🤖 AI Summary
This work addresses the vulnerability of existing single-pass hallucination detectors—based on internal signals such as model uncertainty or hidden-state geometry—to adversarial attacks targeting the model’s output layer. To expose this weakness, we propose CORVUS, the first white-box red-teaming framework tailored for such detectors. CORVUS leverages lightweight LoRA fine-tuning combined with teacher forcing to manipulate detector-visible internal signals, and introduces embedding-space FGSM attention perturbations for stress testing. Requiring only 0.5% trainable parameters, CORVUS effectively transfers across diverse models—including Llama-2, Vicuna, Llama-3, and Qwen2.5—and significantly degrades the performance of state-of-the-art detectors like LLM-Check, SEP, and ICR-probe.
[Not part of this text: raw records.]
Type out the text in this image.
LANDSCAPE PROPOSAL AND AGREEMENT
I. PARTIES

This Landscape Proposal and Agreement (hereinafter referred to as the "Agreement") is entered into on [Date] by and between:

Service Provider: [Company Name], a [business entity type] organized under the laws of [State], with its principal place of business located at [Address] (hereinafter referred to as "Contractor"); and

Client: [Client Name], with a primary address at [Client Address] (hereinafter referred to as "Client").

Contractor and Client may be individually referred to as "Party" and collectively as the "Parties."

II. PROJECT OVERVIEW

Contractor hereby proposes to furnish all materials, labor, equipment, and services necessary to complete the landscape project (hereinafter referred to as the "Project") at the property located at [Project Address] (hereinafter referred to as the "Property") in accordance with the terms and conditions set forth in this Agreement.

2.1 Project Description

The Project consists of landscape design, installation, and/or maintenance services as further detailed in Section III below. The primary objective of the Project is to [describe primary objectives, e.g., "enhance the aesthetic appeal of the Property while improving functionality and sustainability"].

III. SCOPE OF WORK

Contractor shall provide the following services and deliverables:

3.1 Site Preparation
Our findings reveal critical fragility in current internal-signal-based approaches and advocate for a new paradigm in hallucination auditing that integrates external evidence or cross-model verification.
📝 Abstract
Single-pass hallucination detectors rely on internal telemetry (e.g., uncertainty, hidden-state geometry, and attention) of large language models, implicitly assuming hallucinations leave separable traces in these signals. We study a white-box, model-side adversary that fine-tunes lightweight LoRA adapters on the model while keeping the detector fixed, and introduce CORVUS, an efficient red-teaming procedure that learns to camouflage detector-visible telemetry under teacher forcing, including an embedding-space FGSM attention stress test. Trained on 1,000 out-of-distribution Alpaca instructions (<0.5% trainable parameters), CORVUS transfers to FAVA-Annotation across Llama-2, Vicuna, Llama-3, and Qwen2.5, and degrades both training-free detectors (e.g., LLM-Check) and probe-based detectors (e.g., SEP, ICR-probe), motivating adversary-aware auditing that incorporates external grounding or cross-model evidence.